The situation in Asia-Pacific is not stable and tensions are rising in the region over different competing claims and national interests. In order to avoid the military dimension, both America and China are trying to set up a crisis hotline (28 May, 2021) to improve dialogue between militaries and to mitigate a potential crisis. There are also chances of cooperation over matters related to climate change that was evident from the participation of Xi Jinping in a US-led climate change summit.
All these developments manifest the trend of extreme competition between America and China. It reveals that suspicion, distrust, and tensions will remain high and there is no question of bonhomie between the two powers. The US-China tensions will persist, but the states will cooperate where matters are of immense importance like climate change and nuclear dimensions.
Keeping in view the current dynamics between America and China, Pakistan should pursue an independent policy without undermining its national interests. Pakistan needs to use effective diplomacy to clear the US’s anxiety with respect to Pakistan’s cooperation with China. Pakistan should not view the competition between America and China in zero-sum terms in which Pakistan would be compelled to do a balancing act.

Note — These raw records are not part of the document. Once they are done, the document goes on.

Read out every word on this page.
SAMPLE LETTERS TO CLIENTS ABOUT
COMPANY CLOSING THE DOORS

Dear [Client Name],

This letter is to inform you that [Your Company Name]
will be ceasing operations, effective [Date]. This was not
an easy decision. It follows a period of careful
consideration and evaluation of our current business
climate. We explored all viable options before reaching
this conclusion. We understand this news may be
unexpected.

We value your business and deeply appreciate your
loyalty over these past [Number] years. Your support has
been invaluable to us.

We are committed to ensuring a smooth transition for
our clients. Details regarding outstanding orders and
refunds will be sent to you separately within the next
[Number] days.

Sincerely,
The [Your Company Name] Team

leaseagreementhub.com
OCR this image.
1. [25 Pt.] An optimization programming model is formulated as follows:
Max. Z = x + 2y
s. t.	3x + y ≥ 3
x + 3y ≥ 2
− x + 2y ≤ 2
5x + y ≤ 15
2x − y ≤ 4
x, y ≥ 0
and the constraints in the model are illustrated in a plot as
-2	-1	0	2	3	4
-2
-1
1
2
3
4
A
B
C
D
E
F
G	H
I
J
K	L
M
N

The first imperative should be to avoid hostility and to work in the best interests of the country with both America and China simultaneously by taking advantage of its geostrategic location. It is against Pakistan’s national interests to drift away from both America and China. Pakistan is dependent on the American side for military hardware, economic assistance, peace and stability in the region post-US withdrawal from Afghanistan, support for peaceful resolution of the Kashmir issue, and counter-terrorism efforts.
On the other hand, Pakistan’s economic security is directly linked with China, and it can’t abandon CPEC at the behest of the US. China is also vital for Pakistan’s security, sovereignty, and territorial integrity against arch-rival India. Therefore, Pakistan should not be misleading itself by choosing sides in the changing geopolitical environment.